Sweet Savage Love by Rosemary Rogers

Posted by Dr Giggles on September 15, 2001 in 1 Oogie, Book Reviews, Genre: Historical

Sweet Savage Love by Rosemary Rogers

MIRA, $6.99, ISBN 1-55166-831-9
Historical Romance, 2001 (Reissue)

My curiosity about Sweet Savage Love started when I read several authors defending rape fantasies in early incarnations of the romance novel in some collection of romance essays as a form of escapism.  This one, however, is very badly written rape fantasy. There is no character development, and the plot is all about the heroine getting into trouble. In fact, come to think of it, everyone in this story is a moron.

Do I need to give the synopsis of the story? It’s a classic, so everyone knows it, right? Okay, basically it’s about this young lady, Virginia “Ginny” Brandon getting forcefully seduced and even raped and rescued from trouble non-stop by this half-breed hero Steve Morgan. There are many adventures in here, mostly tedious dime-novel scenes interspersed with sex.

Steve Morgan first comes into the Brandons’ lives when he was a 23-year old Union army captain. He finds Ginny’s stepmother in some hut and when the woman goes all hysterical over thunder, he rapes her. Of course, she then succumbs and it’s a “forced sex” situation the next few times. Nonetheless, this is the start of a pattern exhibited by Steve Morgan, the king of date rapes.

While he is cuckolding Mister Brandon, he is also sleeping with some exotic mistress. He kills someone over a fight for this mistress, and he is incarcerated as a result. What follows is that he is released on the condition that he takes up a mission to play an outlaw. But that is before he mistakes Ginny as a whore, almost rapes her (this behavior is excused by a laugh – “Men, they are so impatient!” a whore says). But that is before he kidnaps her, forcefully sleeps with her. And that is before a long, tortuous rigmarole of rape/sex/screams/fights and Ginny becoming the poster girl for Stockholm syndrome. She falls for him the moment he takes her virginity, and it’s downhill ever since.

I am amused by the way the author tries to make a superhero out of the Steve. She has Steve Morgan playing every conceivable caricature of romance heroes: Union soldier, outlaw, and even defender of the downtrodden Latin minorities and Native Americans. I keep expecting him to wear a mask and emerge as a rapist Zorro. It’s too bad that the author left out “mature adult” and “intelligent” in Steve’s impressive catalog of personalities. He is oversexed, brutal, and he makes date rape an art form. As far as rape fantasies go, this is a monotonous affair, a non-stop cycle of rape and hysterical heroine begging for more. There is no credible psyche into a Stockholm syndrome-stricken rape victim’s mind or anything of that sort. This is just an ineptly written series of rape and campy cowboy adventures passed off as romance.

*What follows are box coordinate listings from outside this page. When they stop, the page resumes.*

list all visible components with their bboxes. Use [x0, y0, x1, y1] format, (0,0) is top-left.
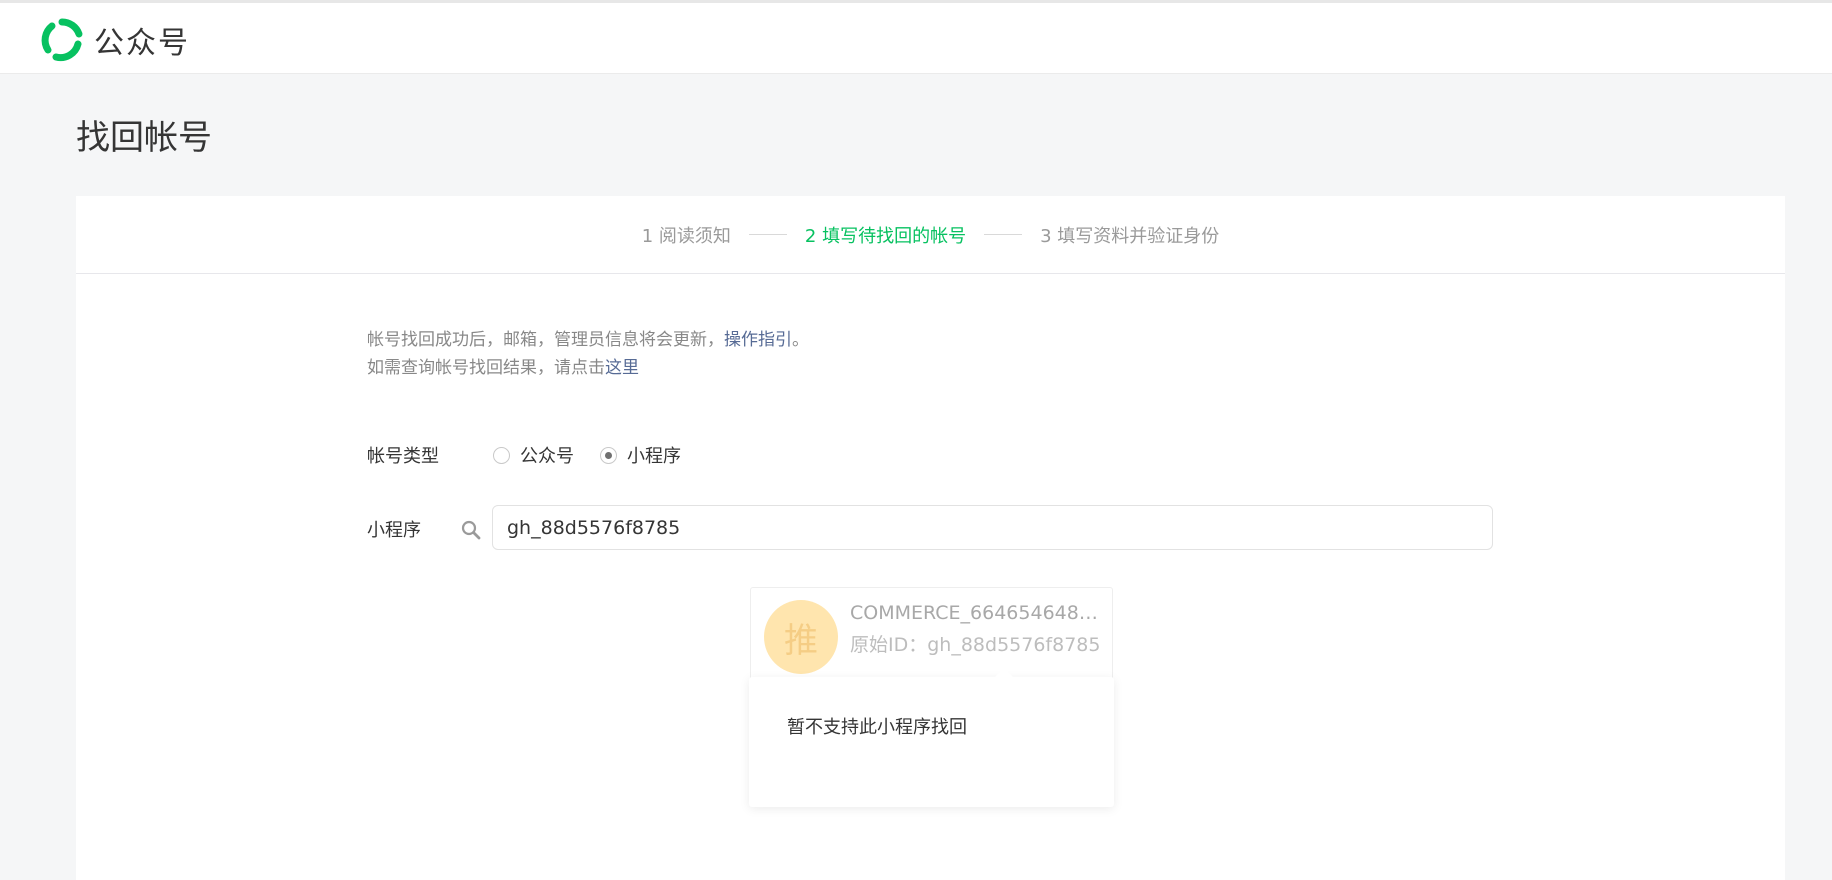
notice-line-2: 如需查询帐号找回结果，请点击这里 — [367, 354, 809, 382]
avatar: 推 — [764, 600, 838, 674]
top-bar: 公众号 — [0, 0, 1832, 74]
wechat-official-account-logo-icon — [41, 18, 83, 62]
notice-line-1: 帐号找回成功后，邮箱，管理员信息将会更新，操作指引。 — [367, 326, 809, 354]
step-divider — [984, 234, 1023, 235]
unsupported-tooltip: 暂不支持此小程序找回 — [749, 668, 1114, 807]
logo[interactable]: 公众号 — [40, 18, 190, 62]
query-result-link[interactable]: 这里 — [605, 358, 639, 378]
step-1: 1 阅读须知 — [641, 225, 731, 247]
radio-mini-program[interactable]: 小程序 — [600, 442, 681, 468]
notice-line-2-text: 如需查询帐号找回结果，请点击 — [367, 358, 605, 378]
page-title: 找回帐号 — [76, 118, 212, 158]
mini-program-search-input[interactable] — [492, 505, 1493, 550]
search-icon[interactable] — [460, 519, 482, 541]
step-indicator: 1 阅读须知 2 填写待找回的帐号 3 填写资料并验证身份 — [76, 196, 1785, 274]
search-result-item[interactable]: 推 COMMERCE_6646546488... 原始ID：gh_88d5576… — [750, 587, 1113, 683]
radio-official-account[interactable]: 公众号 — [493, 442, 574, 468]
step-3: 3 填写资料并验证身份 — [1040, 225, 1220, 247]
logo-text: 公众号 — [94, 26, 190, 61]
tooltip-message: 暂不支持此小程序找回 — [787, 717, 967, 738]
radio-label: 公众号 — [520, 446, 574, 467]
result-original-id: 原始ID：gh_88d5576f8785 — [850, 634, 1101, 656]
account-type-label: 帐号类型 — [367, 446, 439, 467]
step-2: 2 填写待找回的帐号 — [804, 225, 967, 247]
mini-program-label: 小程序 — [367, 520, 421, 541]
account-type-radio-group: 公众号 小程序 — [493, 442, 707, 468]
operation-guide-link[interactable]: 操作指引 — [724, 330, 792, 350]
notice-line-1-text: 帐号找回成功后，邮箱，管理员信息将会更新， — [367, 330, 724, 350]
radio-circle-checked[interactable] — [600, 446, 617, 464]
radio-circle[interactable] — [493, 446, 510, 464]
notice-text: 帐号找回成功后，邮箱，管理员信息将会更新，操作指引。 如需查询帐号找回结果，请点… — [367, 326, 809, 382]
result-name: COMMERCE_6646546488... — [850, 602, 1102, 624]
radio-label: 小程序 — [627, 446, 681, 467]
tooltip-arrow — [995, 668, 1013, 677]
main-card: 1 阅读须知 2 填写待找回的帐号 3 填写资料并验证身份 帐号找回成功后，邮箱… — [76, 196, 1785, 880]
notice-line-1-end: 。 — [792, 330, 809, 350]
step-divider — [748, 234, 787, 235]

I think the author knows what she is doing with Steve Morgan, however. She refers to him as a selfish, sexually immature man many times throughout the story. What I don’t get it is why she let the man remain an overheated erection towards the end of the story. It isn’t just the constant bodice-ripping and coercive sex, it’s also the way he easily jumps into the worst conclusion about Ginny even towards late in the story. I have a great laugh though when he expresses just how much he hates Ginny whom he sees emerging from some nasty guy’s wagon in a state of dishabille. He is the last man who has the right to judge another person’s sex life!

Ah, Ginny. Of course she remains faithful to Steve even as he seems to sleep or have slept with every woman in this story. I have never read about a woman like her. She has the brainpower of a gerbil. This is a woman who travels all across the wild west while not noticing one single aspect of her surroundings, breaks down at the slightest hint of adversity, and goes hysterical for the tiniest of reasons. I’ll probably get into trouble for saying this, but look, if she’s as pretty and dumb as she behaves, I can see why opportunist men like Steve want to have a go at her. Unfortunately, in the long run she will probably drive all but the most insane and stupid men nuts with her constant haplessness.

Of course, pair a commitment-phobic rapist with a co-dependent gerbil-brained woman and the relationship is a spectacular catalogue of dysfunction. I have to hand it to Ms Rogers, she can write a really dysfunctional romance in a way that disturbs me as much as it amuses me at the same time. I wonder if this author isn’t just having a laugh at everybody’s expense.

The characters are one-dimensional (men are arrogant and brutal, women are hysterical and helpless), the plot is cartoony and tortuous, and there is nothing resembling any kind of romance I know. At least, not the kind of romance that will not end up in a tragedy. Steve Morgan is the kind of man I will be relieved to see behind bars, and alas, I suspect Ginny will be the woman who will visit him every day, weep as she listens dutifully to Steve’s ranting and blaming her for his incarceration, and petition for a clemency from whoever’s in charge. If Steve Morgan is abusive, Ginny encourages him. It’s a time bomb waiting to happen.

Maybe some classics just cannot stand the test of time.